To that conservative orb of light and
heat there must have been a peculiar satisfaction in looking down a few
hours earlier upon the battlements and gables of Oldenhurst, whose base
was deeply embedded in the matured foundations and settled traditions
of an English county. For the rising sun had for ten centuries found
Oldenhurst in its place, from the heavy stone terrace that covered the
dead-and-forgotten wall, where a Roman sentinel had once paced, to
the little grating in the cloistered quadrangle, where it had seen a
Cistercian brother place the morning dole. It had daily welcomed the
growth of this vast and picturesque excrescence of the times; it had
smiled every morning upon this formidable yet quaint incrustation
of power and custom, ignoring, as Oldenhurst itself had ignored, the
generations who possessed it, the men who built it, the men who carried
it with fire and sword, the men who had lied and cringed for it, the
King who had given it to a favorite, the few brave hearts who had died
for it in exile, and the one or two who had bought and paid for it.
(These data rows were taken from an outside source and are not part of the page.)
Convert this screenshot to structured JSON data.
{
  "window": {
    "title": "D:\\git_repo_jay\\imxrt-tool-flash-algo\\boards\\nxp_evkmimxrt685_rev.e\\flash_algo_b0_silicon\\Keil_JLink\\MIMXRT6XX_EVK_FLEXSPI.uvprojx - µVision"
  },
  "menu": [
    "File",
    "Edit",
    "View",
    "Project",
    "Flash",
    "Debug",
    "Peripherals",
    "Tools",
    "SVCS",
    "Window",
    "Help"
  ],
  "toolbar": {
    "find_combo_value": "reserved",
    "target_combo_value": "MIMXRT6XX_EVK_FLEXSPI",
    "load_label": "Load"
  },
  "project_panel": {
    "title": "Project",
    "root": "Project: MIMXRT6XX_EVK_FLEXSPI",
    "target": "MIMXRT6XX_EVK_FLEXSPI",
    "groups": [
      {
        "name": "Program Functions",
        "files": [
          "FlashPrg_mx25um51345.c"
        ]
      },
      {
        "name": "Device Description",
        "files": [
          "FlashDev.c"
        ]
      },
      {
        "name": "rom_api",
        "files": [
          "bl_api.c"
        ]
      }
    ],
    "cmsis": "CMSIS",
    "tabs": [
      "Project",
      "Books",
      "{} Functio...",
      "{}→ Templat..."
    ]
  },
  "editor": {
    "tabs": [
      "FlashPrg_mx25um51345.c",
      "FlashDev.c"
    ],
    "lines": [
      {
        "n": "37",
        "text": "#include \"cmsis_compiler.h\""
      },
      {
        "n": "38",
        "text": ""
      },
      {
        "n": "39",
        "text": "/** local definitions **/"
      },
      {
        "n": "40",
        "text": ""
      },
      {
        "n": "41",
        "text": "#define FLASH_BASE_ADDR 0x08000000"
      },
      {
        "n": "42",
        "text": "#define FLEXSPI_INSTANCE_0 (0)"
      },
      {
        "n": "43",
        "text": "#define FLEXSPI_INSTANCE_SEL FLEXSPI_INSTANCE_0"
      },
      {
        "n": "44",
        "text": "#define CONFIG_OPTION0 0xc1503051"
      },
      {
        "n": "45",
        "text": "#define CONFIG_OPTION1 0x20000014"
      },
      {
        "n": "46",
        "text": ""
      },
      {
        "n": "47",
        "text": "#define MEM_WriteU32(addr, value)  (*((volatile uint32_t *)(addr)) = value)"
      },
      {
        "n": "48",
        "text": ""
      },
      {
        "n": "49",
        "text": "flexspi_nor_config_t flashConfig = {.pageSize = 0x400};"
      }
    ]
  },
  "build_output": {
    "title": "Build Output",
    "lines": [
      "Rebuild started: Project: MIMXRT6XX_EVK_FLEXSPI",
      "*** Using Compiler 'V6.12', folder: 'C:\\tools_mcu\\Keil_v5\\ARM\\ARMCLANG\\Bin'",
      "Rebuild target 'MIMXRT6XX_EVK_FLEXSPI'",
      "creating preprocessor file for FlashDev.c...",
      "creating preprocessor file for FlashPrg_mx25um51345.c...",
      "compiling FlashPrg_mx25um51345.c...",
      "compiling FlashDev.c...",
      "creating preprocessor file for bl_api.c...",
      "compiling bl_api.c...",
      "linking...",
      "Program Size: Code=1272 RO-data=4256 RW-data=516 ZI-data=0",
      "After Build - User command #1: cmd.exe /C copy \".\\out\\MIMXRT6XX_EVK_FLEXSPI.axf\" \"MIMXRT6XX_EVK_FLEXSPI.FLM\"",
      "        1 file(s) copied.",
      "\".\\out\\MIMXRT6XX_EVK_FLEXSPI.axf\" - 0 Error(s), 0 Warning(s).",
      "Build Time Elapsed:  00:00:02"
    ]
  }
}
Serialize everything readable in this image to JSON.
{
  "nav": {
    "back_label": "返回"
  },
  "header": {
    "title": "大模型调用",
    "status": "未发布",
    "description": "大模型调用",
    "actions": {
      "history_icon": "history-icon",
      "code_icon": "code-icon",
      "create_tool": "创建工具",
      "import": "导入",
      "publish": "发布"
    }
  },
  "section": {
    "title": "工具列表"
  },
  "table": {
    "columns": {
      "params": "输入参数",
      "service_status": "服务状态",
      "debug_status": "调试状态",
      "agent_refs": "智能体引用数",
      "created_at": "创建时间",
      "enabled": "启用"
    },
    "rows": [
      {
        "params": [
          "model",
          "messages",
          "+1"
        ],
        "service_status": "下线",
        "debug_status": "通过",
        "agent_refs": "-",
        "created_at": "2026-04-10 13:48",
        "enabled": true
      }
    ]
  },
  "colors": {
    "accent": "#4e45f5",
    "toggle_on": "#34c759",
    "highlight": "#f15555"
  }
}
For
Oldenhurst had absorbed all these and more until it had become a story
of the past, incarnate in stone, greenwood, and flower; it had even
drained the life-blood from adjacent hamlets, repaying them with tumuli
growths like its own, in the shape of purposeless lodges, quaintly
incompetent hospitals and schools, and churches where the inestimable
blessing and knowledge of its gospel were taught and fostered.